Daftar Harga BBM di Seluruh SPBU RI – Berlaku 31 Maret 2026
Daftar Harga BBM di Seluruh SPBU RI, Berlaku 31 Maret 2026
Hingga 31 Maret 2026, harga bahan bakar minyak (BBM) di seluruh pom bensin (SPBU) di Indonesia masih tetap stabil, sesuai yang berlaku sejak 1 Maret 2026. Perubahan tarif BBM non subsidi biasanya terjadi setiap awal bulan, tetapi pada periode Maret 2026, seluruh perusahaan penyedia BBM, termasuk Pertamina, Shell, BP-AKR, Vivo Energy, dan Mobil Indostation, melakukan penyesuaian harga secara serentak.
Penyesuaian tersebut didasarkan pada rata-rata harga minyak mentah Indonesia (ICP) dua bulan terakhir, harga pasar Singapura (MOPS), serta kurs rupiah terhadap dolar AS. Meski harga BBM non subsidi di SPBU tetap konsisten, beberapa produk mengalami kenaikan dari bulan sebelumnya.
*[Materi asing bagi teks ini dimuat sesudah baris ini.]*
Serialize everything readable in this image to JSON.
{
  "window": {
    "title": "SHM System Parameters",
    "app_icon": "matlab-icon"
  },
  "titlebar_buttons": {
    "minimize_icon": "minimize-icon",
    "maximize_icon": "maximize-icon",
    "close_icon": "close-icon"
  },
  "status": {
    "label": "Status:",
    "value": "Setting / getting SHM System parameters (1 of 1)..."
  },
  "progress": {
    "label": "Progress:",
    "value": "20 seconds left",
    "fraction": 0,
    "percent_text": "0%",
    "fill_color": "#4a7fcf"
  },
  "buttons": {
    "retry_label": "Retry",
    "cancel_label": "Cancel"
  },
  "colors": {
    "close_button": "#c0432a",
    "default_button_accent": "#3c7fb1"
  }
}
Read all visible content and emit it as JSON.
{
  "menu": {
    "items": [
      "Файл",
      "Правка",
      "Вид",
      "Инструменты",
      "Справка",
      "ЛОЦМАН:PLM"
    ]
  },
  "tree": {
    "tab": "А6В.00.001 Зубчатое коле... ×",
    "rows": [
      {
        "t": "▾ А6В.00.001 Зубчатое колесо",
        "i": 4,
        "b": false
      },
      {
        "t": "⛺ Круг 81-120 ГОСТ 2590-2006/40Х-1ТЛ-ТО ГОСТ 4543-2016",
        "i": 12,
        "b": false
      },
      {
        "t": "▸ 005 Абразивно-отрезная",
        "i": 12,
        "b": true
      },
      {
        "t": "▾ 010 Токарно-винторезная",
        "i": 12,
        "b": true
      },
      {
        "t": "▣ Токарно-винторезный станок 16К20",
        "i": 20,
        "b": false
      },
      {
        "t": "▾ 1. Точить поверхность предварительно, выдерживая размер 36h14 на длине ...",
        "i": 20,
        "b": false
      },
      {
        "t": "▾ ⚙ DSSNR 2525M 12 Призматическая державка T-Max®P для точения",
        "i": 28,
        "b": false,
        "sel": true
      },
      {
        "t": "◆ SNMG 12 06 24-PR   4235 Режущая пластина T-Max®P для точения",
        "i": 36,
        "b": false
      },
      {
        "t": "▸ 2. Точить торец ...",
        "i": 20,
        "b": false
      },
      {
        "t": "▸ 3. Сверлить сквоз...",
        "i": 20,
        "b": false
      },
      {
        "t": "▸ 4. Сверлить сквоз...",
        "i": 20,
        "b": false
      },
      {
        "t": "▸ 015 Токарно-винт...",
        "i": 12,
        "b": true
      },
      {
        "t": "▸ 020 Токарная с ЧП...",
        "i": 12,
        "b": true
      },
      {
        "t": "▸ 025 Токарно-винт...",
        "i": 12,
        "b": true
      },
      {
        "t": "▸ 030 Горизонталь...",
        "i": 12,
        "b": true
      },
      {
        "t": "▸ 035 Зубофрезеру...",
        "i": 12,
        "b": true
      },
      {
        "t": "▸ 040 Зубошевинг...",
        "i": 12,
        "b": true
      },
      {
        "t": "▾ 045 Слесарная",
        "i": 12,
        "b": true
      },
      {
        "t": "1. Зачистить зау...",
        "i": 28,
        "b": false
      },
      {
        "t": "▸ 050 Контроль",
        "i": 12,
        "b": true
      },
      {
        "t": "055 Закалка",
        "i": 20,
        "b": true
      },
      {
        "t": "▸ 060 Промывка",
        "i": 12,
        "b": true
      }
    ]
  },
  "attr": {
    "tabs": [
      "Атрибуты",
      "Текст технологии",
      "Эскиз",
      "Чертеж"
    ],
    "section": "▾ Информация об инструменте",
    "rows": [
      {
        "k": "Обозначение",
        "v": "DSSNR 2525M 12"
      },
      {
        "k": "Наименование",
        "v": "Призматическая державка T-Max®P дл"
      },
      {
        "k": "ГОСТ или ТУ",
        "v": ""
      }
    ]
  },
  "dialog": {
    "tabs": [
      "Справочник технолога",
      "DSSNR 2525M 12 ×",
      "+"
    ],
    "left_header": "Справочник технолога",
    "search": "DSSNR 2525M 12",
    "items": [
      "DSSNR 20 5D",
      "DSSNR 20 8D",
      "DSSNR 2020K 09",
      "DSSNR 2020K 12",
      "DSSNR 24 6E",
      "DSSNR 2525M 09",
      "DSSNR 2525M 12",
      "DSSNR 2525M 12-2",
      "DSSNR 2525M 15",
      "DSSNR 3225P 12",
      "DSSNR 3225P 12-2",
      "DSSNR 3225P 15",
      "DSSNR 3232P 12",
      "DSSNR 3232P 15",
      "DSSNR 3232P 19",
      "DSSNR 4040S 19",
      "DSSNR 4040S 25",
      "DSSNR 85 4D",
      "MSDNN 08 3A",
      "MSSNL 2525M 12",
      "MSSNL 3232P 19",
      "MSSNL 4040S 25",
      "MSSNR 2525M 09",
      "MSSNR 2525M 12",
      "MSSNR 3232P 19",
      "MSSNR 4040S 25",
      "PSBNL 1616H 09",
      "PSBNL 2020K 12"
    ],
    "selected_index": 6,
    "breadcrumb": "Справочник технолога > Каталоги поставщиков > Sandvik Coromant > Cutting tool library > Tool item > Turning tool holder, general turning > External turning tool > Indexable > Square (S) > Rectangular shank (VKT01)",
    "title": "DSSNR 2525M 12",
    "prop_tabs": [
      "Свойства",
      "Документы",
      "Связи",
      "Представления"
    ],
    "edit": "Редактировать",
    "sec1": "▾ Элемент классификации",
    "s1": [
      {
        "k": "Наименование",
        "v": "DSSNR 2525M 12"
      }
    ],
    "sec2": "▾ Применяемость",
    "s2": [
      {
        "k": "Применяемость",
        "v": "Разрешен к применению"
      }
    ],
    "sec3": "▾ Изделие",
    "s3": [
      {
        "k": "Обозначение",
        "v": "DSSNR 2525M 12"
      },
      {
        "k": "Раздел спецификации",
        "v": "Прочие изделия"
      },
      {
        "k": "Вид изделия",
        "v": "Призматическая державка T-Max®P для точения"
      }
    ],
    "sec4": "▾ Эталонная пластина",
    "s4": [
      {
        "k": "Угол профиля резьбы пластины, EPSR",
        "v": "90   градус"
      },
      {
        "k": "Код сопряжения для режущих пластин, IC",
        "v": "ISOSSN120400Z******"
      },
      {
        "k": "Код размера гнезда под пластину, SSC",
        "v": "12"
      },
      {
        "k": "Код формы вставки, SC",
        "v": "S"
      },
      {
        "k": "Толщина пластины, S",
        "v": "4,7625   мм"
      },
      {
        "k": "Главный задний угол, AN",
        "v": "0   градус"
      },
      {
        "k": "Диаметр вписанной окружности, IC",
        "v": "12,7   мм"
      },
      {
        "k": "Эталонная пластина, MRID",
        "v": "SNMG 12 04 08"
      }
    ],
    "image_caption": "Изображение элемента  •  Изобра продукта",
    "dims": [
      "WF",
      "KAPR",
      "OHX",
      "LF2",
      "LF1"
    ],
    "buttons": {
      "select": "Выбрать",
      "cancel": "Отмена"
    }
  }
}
Harga BBM di Wilayah DKI Jakarta
Di SPBU Pertamina (DKI Jakarta), Pertamax (RON 92) tetap dijual Rp12.300 per liter, sesuai harga sejak 1 Maret, namun lebih tinggi dari tarif Februari sebelumnya, yaitu Rp11.800. Pertamax Green (RON 95) meningkat menjadi Rp12.900 per liter dari Rp12.450, sementara Pertamax Turbo mencapai Rp13.100 per liter, naik dari Rp12.700. Dexlite juga mengalami kenaikan hingga Rp14.200 per liter, dibanding Rp13.250. Pertamina Dex tercatat di harga Rp14.500 per liter, naik dari Rp13.500 pada Februari 2026.
Harga BBM Bersubsidi
Berbeda dengan BBM non subsidi, harga Pertalite dan Solar subsidi tetap tidak berubah sejak 3 September 2022. Pertalite masih dibanderol Rp10.000 per liter, sedangkan Solar subsidi berada di Rp6.800 per liter.
Harga BBM di SPBU Swasta
Bukan hanya Pertamina, perusahaan lain seperti Shell, BP-AKR, dan Vivo Energy juga menyesuaikan harga BBM non subsidi per 1 Maret 2026. Berikut daftar tarif per 31 Maret 2026:
Shell: Shell Super sebesar Rp12.390 per liter, Shell V-Power Diesel Rp14.620 per liter.
Vivo: Vivo Revvo 92 Rp12.390 per liter, Vivo Revvo 95 Rp12.930 per liter, serta Vivo Diesel Primus Rp14.610 per liter.
BP-AKR (Jabodetabek): BP Ultimate Rp12.930 per liter, BP 92 Rp12.390 per liter, dan BP Ultimate Diesel Rp14.620 per liter.
Mobil Indostation: Gasoline 92 dijual Rp12.395 per liter.
Dengan perubahan ini, pengguna BBM non subsidi di seluruh Indonesia kembali menghadapi kenaikan biaya pembelian, meski harga subsidi tetap stabil. Penyesuaian ini mencerminkan dinamika pasar energi global dan kenaikan kurs rupiah.